Several days before my sixteenth birthday I saw an angry mob screaming and shouting in protest when a young woman attempted to become the first black student at the University of Alabama.
For more than ten years, from the summer of 1965 until the spring of 1976, I covered politics and civil rights for the Alabama Journal, Montgomerys afternoon newspaper. I also wrote columns for the Sunday Advertiser-Journal, a combination of the morning and afternoon newspapers owned by the same company. During that time I was also a stringer for the New York Times, Time magazine, and numerous other publications.
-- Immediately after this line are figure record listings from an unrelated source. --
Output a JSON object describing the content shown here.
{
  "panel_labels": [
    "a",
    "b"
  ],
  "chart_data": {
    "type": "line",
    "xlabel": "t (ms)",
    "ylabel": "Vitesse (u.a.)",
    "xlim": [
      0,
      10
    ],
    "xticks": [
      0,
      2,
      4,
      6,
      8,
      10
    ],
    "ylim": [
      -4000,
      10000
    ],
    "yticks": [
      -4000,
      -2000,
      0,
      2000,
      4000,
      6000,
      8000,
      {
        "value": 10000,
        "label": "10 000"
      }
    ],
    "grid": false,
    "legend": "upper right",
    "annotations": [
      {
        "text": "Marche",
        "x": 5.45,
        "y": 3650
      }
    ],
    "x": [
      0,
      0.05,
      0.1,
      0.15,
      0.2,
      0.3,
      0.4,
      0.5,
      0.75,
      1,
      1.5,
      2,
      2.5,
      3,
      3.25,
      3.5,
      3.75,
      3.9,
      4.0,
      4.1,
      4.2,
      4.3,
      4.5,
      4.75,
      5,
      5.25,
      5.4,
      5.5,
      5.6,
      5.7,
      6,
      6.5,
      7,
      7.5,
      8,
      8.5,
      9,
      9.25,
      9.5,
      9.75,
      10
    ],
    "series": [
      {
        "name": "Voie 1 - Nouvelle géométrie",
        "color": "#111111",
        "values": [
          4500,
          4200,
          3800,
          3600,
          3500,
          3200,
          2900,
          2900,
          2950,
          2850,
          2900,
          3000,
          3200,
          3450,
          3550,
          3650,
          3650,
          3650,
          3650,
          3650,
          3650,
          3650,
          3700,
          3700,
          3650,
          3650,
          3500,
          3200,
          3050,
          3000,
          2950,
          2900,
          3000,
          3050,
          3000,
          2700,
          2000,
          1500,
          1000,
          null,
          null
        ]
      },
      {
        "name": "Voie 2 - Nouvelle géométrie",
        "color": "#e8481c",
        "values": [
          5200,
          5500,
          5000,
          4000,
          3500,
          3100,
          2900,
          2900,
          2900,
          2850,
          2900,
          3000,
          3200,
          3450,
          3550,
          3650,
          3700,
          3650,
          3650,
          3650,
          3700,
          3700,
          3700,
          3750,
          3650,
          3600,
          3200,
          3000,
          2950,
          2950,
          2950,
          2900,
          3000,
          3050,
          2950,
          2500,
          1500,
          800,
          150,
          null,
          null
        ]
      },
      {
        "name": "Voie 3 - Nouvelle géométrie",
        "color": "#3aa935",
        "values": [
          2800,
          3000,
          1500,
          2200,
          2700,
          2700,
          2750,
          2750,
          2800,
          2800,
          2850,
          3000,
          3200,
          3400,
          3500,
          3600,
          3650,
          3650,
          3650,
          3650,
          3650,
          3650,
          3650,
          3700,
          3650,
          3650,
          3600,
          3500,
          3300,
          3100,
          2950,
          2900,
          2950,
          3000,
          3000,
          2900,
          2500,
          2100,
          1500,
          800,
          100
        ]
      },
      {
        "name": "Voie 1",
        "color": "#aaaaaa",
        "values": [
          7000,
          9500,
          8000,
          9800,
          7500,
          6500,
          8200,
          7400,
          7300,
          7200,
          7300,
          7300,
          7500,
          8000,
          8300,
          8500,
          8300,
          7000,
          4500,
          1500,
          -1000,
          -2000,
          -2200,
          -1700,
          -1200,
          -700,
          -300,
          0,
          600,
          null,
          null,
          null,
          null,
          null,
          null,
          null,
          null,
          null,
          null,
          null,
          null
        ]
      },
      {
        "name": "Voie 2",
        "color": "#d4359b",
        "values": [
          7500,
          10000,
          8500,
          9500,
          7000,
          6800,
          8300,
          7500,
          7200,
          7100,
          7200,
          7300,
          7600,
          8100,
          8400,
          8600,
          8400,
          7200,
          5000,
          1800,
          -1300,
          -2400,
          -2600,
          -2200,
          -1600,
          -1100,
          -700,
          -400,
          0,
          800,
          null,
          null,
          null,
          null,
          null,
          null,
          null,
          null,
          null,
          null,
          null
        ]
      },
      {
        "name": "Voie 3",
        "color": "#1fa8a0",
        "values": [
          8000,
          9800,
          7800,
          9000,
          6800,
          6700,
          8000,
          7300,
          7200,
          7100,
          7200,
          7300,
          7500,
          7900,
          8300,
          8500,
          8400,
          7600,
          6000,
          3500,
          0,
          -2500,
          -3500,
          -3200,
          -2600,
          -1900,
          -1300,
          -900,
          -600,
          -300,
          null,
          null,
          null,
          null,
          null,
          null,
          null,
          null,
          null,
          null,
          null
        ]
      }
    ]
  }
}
Beginning in the summer of my twenty-fifth year, I covered marches in Montgomery and throughout central Alabama. One afternoon in Prattville, about fifteen miles northwest of Montgomery, I got out of my car on a downtown street where African American marchers were gathered. For the first time, I carried my new camera. As I headed down the sidewalk, a petite elderly white woman approached me. As she neared, she snarled, You a Yankee photographer, down here causing trouble. Suddenly she began beating me with a very large purse. A policeman stepped between us and told the woman to leave. Never again did I carry my camera to a demonstration. After that incident I had much more respect for the photographers who covered civil rights in the South.
About a year after I started reporting for the Journal, I received a telephone call early on a Sunday morning. The caller would not identify himself. Theres been a killing up here in Elmore County. This killing took place a few hours ago on the side of Highway 231. A white deputy sheriff hit a black man over the head. I saw it. Blood spurted everywhere. They took him to the Elmore County jail, but he was already dead when they got him there.
On Monday morning I repeated the conversation to my editor. When I finished, he asked two or three pertinent questions. I had no answers but made notes. After several preliminary calls I discovered that a black man on leave from the U.S. Army had died early Sunday. Authorities in the sheriffs department said that James Earl Motley, who had been arrested by deputy sheriff Harvey Connor and charged with public intoxication and resisting arrest, died after sustaining lacerations to the head in a fall from the second-deck bunk in the county jail.
I soon interviewed family members and others who had been riding in the car that had been stopped on U.S. 231 about ten miles northeast of Montgomery and several miles southwest of Wetumpka. The arrest occurred a few minutes after 1:00 A.M. Sunday. A girlfriend and another rider said that the deputy hit Motley over the head with a billy club. Motley fell to his knees next to the deputys car. Then the deputy and a state trooper shoved Motley into the backseat.
Later on Monday, my friend Norman Lumpkin, a young black reporter with radio station WRMA, reported the bare facts. A dedicated and hardworking journalist, Lumpkin had come to Montgomery from Atlanta. He had learned broadcast journalism from a correspondence course and put it to work using street smarts and long hours. That afternoon we decided to share whatever we found. We compared notes.